The baby will be born. I will love it. It will graduate high school some day. These are the broad strokes in which I’m thinking about childbirth this time around. And I’m not about to question why, for the first time in my life, my brain has chosen to take a zen approach to a major life event. Just trying to enjoy the lack of anxiety.
My doula says you earn the first birth and you deserve the second. Here’s hoping. But if not, that’s okay. It might be awful, but then it will be over.
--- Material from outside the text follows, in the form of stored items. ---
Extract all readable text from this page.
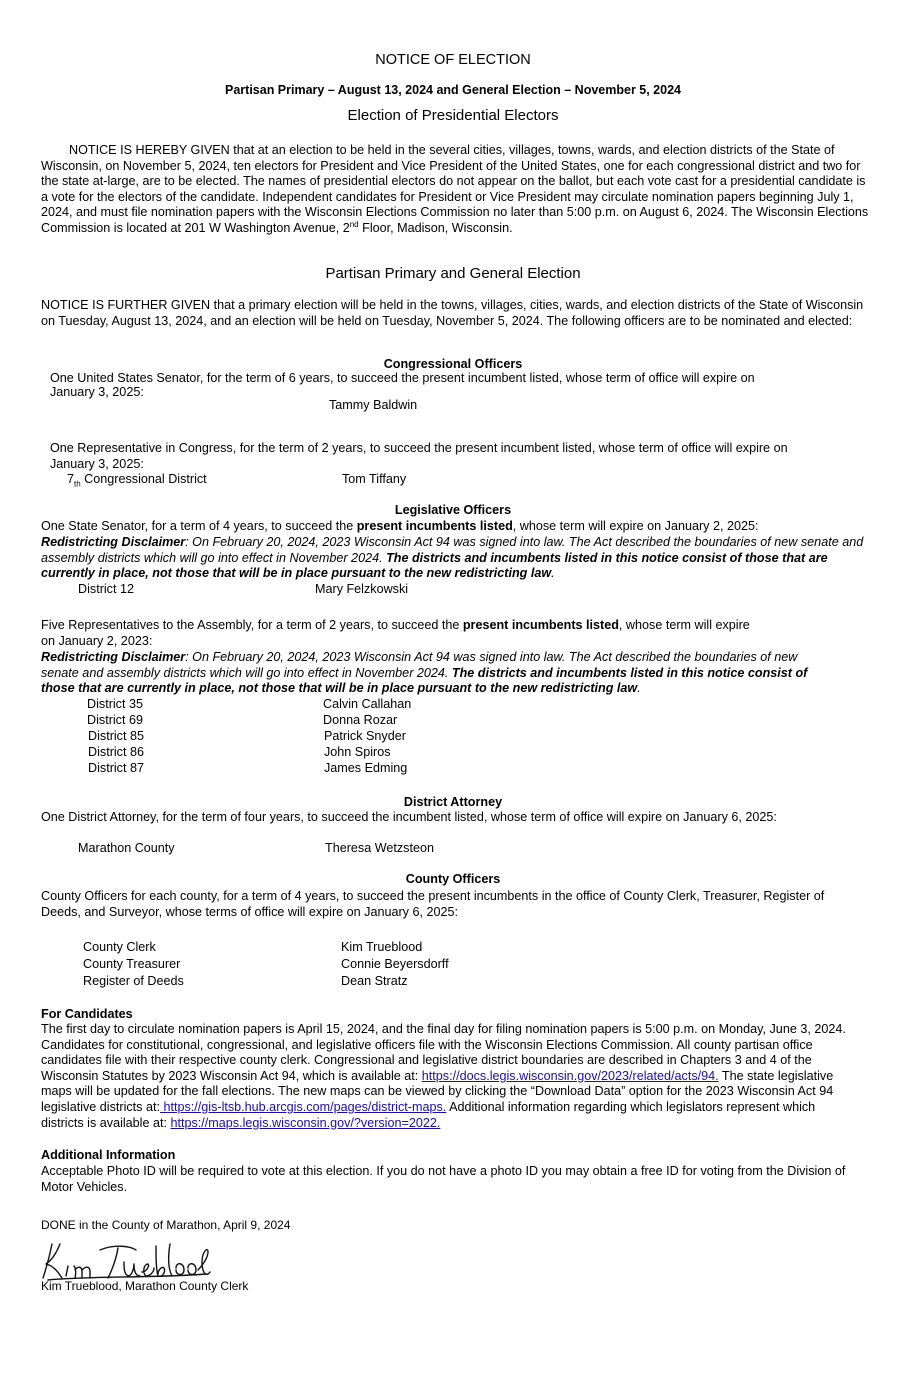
NOTICE OF ELECTION
Partisan Primary – August 13, 2024 and General Election – November 5, 2024
Election of Presidential Electors
NOTICE IS HEREBY GIVEN that at an election to be held in the several cities, villages, towns, wards, and election districts of the State of Wisconsin, on November 5, 2024, ten electors for President and Vice President of the United States, one for each congressional district and two for the state at-large, are to be elected. The names of presidential electors do not appear on the ballot, but each vote cast for a presidential candidate is a vote for the electors of the candidate. Independent candidates for President or Vice President may circulate nomination papers beginning July 1, 2024, and must file nomination papers with the Wisconsin Elections Commission no later than 5:00 p.m. on August 6, 2024. The Wisconsin Elections Commission is located at 201 W Washington Avenue, 2nd Floor, Madison, Wisconsin.
Partisan Primary and General Election
NOTICE IS FURTHER GIVEN that a primary election will be held in the towns, villages, cities, wards, and election districts of the State of Wisconsin on Tuesday, August 13, 2024, and an election will be held on Tuesday, November 5, 2024. The following officers are to be nominated and elected:
Congressional Officers
One United States Senator, for the term of 6 years, to succeed the present incumbent listed, whose term of office will expire on
January 3, 2025:
Tammy Baldwin
One Representative in Congress, for the term of 2 years, to succeed the present incumbent listed, whose term of office will expire on
January 3, 2025:
$7_{th}$ Congressional District	Tom Tiffany
Legislative Officers
One State Senator, for a term of 4 years, to succeed the present incumbents listed, whose term will expire on January 2, 2025:
Redistricting Disclaimer: On February 20, 2024, 2023 Wisconsin Act 94 was signed into law. The Act described the boundaries of new senate and assembly districts which will go into effect in November 2024. The districts and incumbents listed in this notice consist of those that are currently in place, not those that will be in place pursuant to the new redistricting law.
District 12	Mary Felzkowski
Five Representatives to the Assembly, for a term of 2 years, to succeed the present incumbents listed, whose term will expire
on January 2, 2023:
Redistricting Disclaimer: On February 20, 2024, 2023 Wisconsin Act 94 was signed into law. The Act described the boundaries of new senate and assembly districts which will go into effect in November 2024. The districts and incumbents listed in this notice consist of those that are currently in place, not those that will be in place pursuant to the new redistricting law.
District 35	Calvin Callahan
District 69	Donna Rozar
District 85	Patrick Snyder
District 86	John Spiros
District 87	James Edming
District Attorney
One District Attorney, for the term of four years, to succeed the incumbent listed, whose term of office will expire on January 6, 2025:
Marathon County	Theresa Wetzsteon
County Officers
County Officers for each county, for a term of 4 years, to succeed the present incumbents in the office of County Clerk, Treasurer, Register of Deeds, and Surveyor, whose terms of office will expire on January 6, 2025:
County Clerk	Kim Trueblood
County Treasurer	Connie Beyersdorff
Register of Deeds	Dean Stratz
For Candidates
The first day to circulate nomination papers is April 15, 2024, and the final day for filing nomination papers is 5:00 p.m. on Monday, June 3, 2024. Candidates for constitutional, congressional, and legislative officers file with the Wisconsin Elections Commission. All county partisan office candidates file with their respective county clerk. Congressional and legislative district boundaries are described in Chapters 3 and 4 of the Wisconsin Statutes by 2023 Wisconsin Act 94, which is available at: https://docs.legis.wisconsin.gov/2023/related/acts/94. The state legislative maps will be updated for the fall elections. The new maps can be viewed by clicking the “Download Data” option for the 2023 Wisconsin Act 94 legislative districts at: https://gis-ltsb.hub.arcgis.com/pages/district-maps. Additional information regarding which legislators represent which districts is available at: https://maps.legis.wisconsin.gov/?version=2022.
Additional Information
Acceptable Photo ID will be required to vote at this election. If you do not have a photo ID you may obtain a free ID for voting from the Division of Motor Vehicles.
DONE in the County of Marathon, April 9, 2024
Kim Trueblood, Marathon County Clerk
How the Mighty Have Fallen
Overall, despite the back pain, the puke and rallying, and the extreme lack of preparedness, I have preferred this pregnancy to my last. I do not need another reason to be self-focussed or self-congratulatory, so having this pregnancy march along quietly has been a blessing. There has been less glamour, but also less fear.
This pregnancy, like everything since the last one ended, and probably all things to come, has not been about me as a sacred vessel to be coddled. It’s been about us, as a family, growing bigger and stronger.
Yes, the mighty have fallen. But sometimes, the fall makes us mightier.